核心概念
This study introduces a novel reinforcement learning-based approach for robotic palletization task planning, emphasizing the significance of iterative action masking learning to manage and prune the action space effectively, leading to enhanced learning efficiency and operational performance.
要約
The paper addresses the problem of efficient task planning for robotic palletization systems in logistics scenarios. The key highlights are:
- Formulation of the online 3D Bin Packing Problem (BPP) as a Markov Decision Process (MDP) for reinforcement learning (RL).
- Introduction of a supervised learning-based pipeline to develop an action masking mechanism, which identifies and masks out infeasible actions during RL training to address the challenge of large action space.

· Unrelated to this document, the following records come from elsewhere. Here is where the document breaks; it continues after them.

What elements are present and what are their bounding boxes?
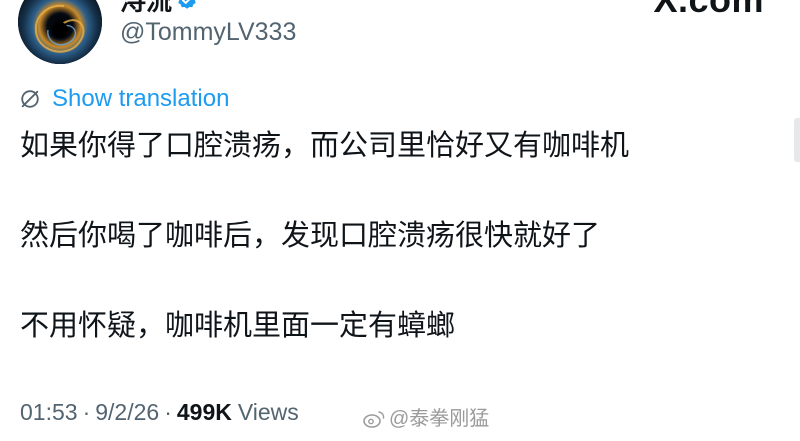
tweet-time[interactable]: 01:53: [20, 396, 78, 428]
display-name-text: 浔流: [120, 0, 173, 16]
x-com-watermark: X.com: [653, 0, 764, 20]
globe-slash-icon: [21, 90, 39, 108]
tweet-text-line-2: 然后你喝了咖啡后，发现口腔溃疡很快就好了: [20, 218, 601, 252]
meta-separator: ·: [164, 399, 172, 425]
user-handle[interactable]: @TommyLV333: [120, 17, 296, 47]
avatar[interactable]: [18, 0, 102, 64]
avatar-vortex-image: [18, 0, 102, 64]
views-label: Views: [237, 399, 299, 425]
meta-separator: ·: [82, 399, 91, 425]
display-name[interactable]: 浔流: [120, 0, 198, 16]
verified-badge-icon: [178, 0, 196, 9]
tweet-text-line-3: 不用怀疑，咖啡机里面一定有蟑螂: [20, 308, 456, 342]
tweet-meta: 01:53 · 9/2/26 · 499K Views: [20, 396, 299, 428]
weibo-watermark: @泰拳刚猛: [362, 406, 489, 432]
show-translation-link[interactable]: Show translation: [19, 84, 229, 114]
tweet-date[interactable]: 9/2/26: [95, 396, 159, 428]
views-count[interactable]: 499K: [177, 396, 232, 428]
scrollbar-edge[interactable]: [794, 118, 800, 162]
tweet-screenshot: 浔流 @TommyLV333 X.com Show translation 如果…: [0, 0, 800, 441]
weibo-icon: [363, 411, 385, 428]
watermark-text: @泰拳刚猛: [389, 408, 490, 430]
tweet-text-line-1: 如果你得了口腔溃疡，而公司里恰好又有咖啡机: [20, 128, 630, 162]
show-translation-label: Show translation: [52, 85, 230, 112]
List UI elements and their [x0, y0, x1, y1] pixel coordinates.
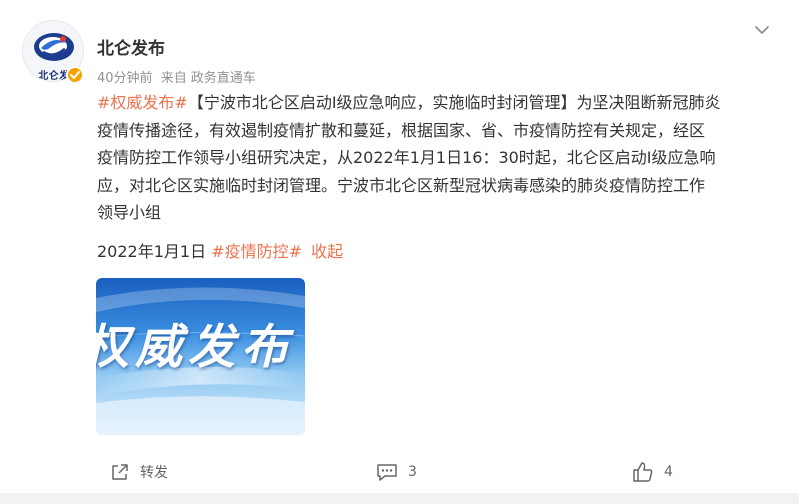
weibo-post-card: 北仑发 北仑发布 40分钟前 来自 政务直通车 #权威发布#【宁波市北仑区启动I级…: [0, 0, 799, 504]
repost-label: 转发: [140, 465, 168, 481]
topic-link[interactable]: #疫情防控#: [211, 242, 302, 261]
chevron-down-icon: [755, 26, 769, 34]
divider: [0, 493, 799, 504]
more-menu-button[interactable]: [752, 20, 772, 40]
collapse-link[interactable]: 收起: [311, 242, 343, 261]
post-time[interactable]: 40分钟前: [97, 71, 153, 86]
content-line: 应，对北仑区实施临时封闭管理。宁波市北仑区新型冠状病毒感染的肺炎疫情防控工作: [97, 175, 706, 195]
repost-button[interactable]: 转发: [110, 460, 168, 484]
post-content: #权威发布#【宁波市北仑区启动I级应急响应，实施临时封闭管理】为坚决阻断新冠肺炎…: [97, 89, 777, 227]
content-text: 【宁波市北仑区启动I级应急响应，实施临时封闭管理】为坚决阻断新冠肺炎: [187, 93, 721, 112]
source-prefix: 来自: [160, 71, 187, 86]
like-button[interactable]: 4: [632, 460, 673, 484]
content-line: 疫情传播途径，有效遏制疫情扩散和蔓延，根据国家、省、市疫情防控有关规定，经区: [97, 120, 706, 140]
post-meta: 40分钟前 来自 政务直通车: [97, 67, 260, 86]
comment-count: 3: [408, 464, 417, 480]
comment-button[interactable]: 3: [376, 460, 417, 484]
content-line: 疫情防控工作领导小组研究决定，从2022年1月1日16：30时起，北仑区启动I级…: [97, 148, 716, 167]
content-line: 领导小组: [97, 203, 162, 222]
share-icon: [112, 464, 128, 480]
author-name[interactable]: 北仑发布: [97, 34, 165, 59]
action-bar: 转发 3 4: [0, 452, 799, 492]
post-source[interactable]: 政务直通车: [191, 71, 256, 86]
content-line: #权威发布#【宁波市北仑区启动I级应急响应，实施临时封闭管理】为坚决阻断新冠肺炎: [97, 89, 777, 117]
content-footer-line: 2022年1月1日 #疫情防控# 收起: [97, 240, 343, 264]
like-count: 4: [664, 464, 673, 480]
comment-icon: [377, 464, 397, 481]
post-image[interactable]: 权威发布: [96, 278, 305, 435]
topic-link[interactable]: #权威发布#: [97, 93, 188, 112]
thumbs-up-icon: [633, 462, 653, 482]
post-date-text: 2022年1月1日: [97, 242, 207, 261]
image-caption: 权威发布: [96, 320, 294, 375]
verified-badge-icon: [66, 66, 84, 84]
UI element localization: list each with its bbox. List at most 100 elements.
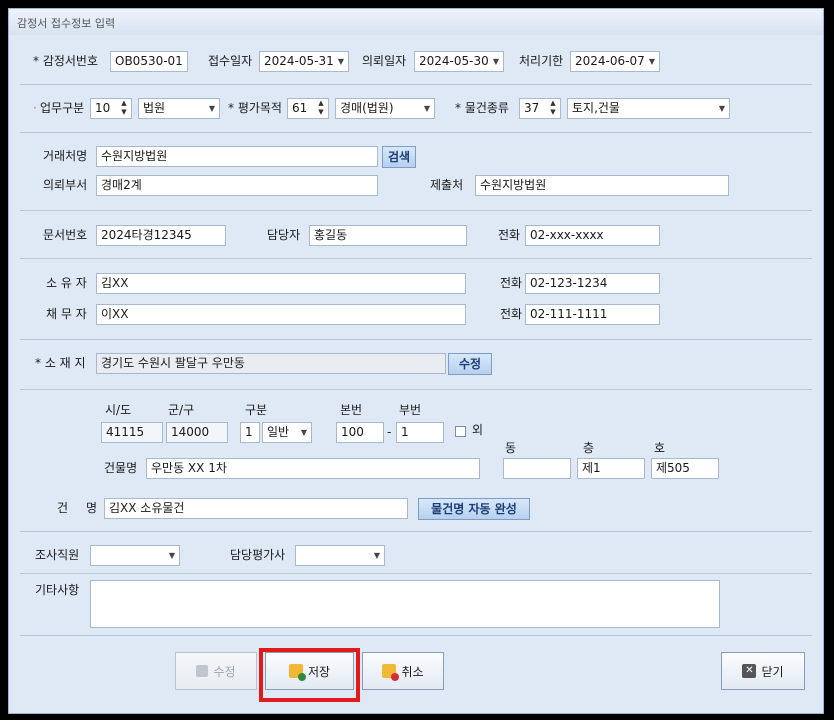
main-no-field[interactable]: 100 (336, 422, 384, 443)
chevron-down-icon[interactable]: ▼ (338, 52, 344, 71)
deadline-label: 처리기한 (519, 54, 564, 68)
floor-label: 층 (583, 441, 595, 455)
doc-no-field[interactable]: 2024타경12345 (96, 225, 226, 246)
sido-field[interactable]: 41115 (101, 422, 163, 443)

- Proposal of an iterative adaptation framework to refine the action masking model, further enhancing the RL policy's performance by mitigating the distribution shift issue.
- Extensive experiments in simulated environments demonstrating the efficacy of the proposed method in improving the learning efficiency and operational performance compared to baseline approaches.
- Successful deployment of the learned task planner in a real-world robotic palletization system, showcasing its robustness and applicability.
統計
The pallet is specified to have dimensions of 25×25 inches, with a stipulation that the maximum height of stacked boxes cannot exceed 25 inches.
The simulation environment features 80 boxes of 5 distinct sizes, with dimensions (in inches) of 10 × 8 × 6, 9 × 6 × 4, 6 × 6 × 6, 6 × 4 × 4, 4 × 4 × 4.
During testing, each box placement is subjected to random translational noise on the xy plane δt ∼N(0, 0.05) and rotational noise around the z-axis δr ∼N(0, 5), measured in inches and degrees, respectively.
引用
"The development of robotic systems for palletization in logistics scenarios is of paramount importance, addressing critical efficiency and precision demands in supply chain management."
"Confronted with the substantial challenge of a vast action space, which is a significant impediment to efficiently apply out-of-the-shelf RL methods, our study introduces a novel method of utilizing supervised learning to iteratively prune and manage the action space effectively."
"Experimental results indicate that our proposed method outperforms other baselines and is more sampling-efficient."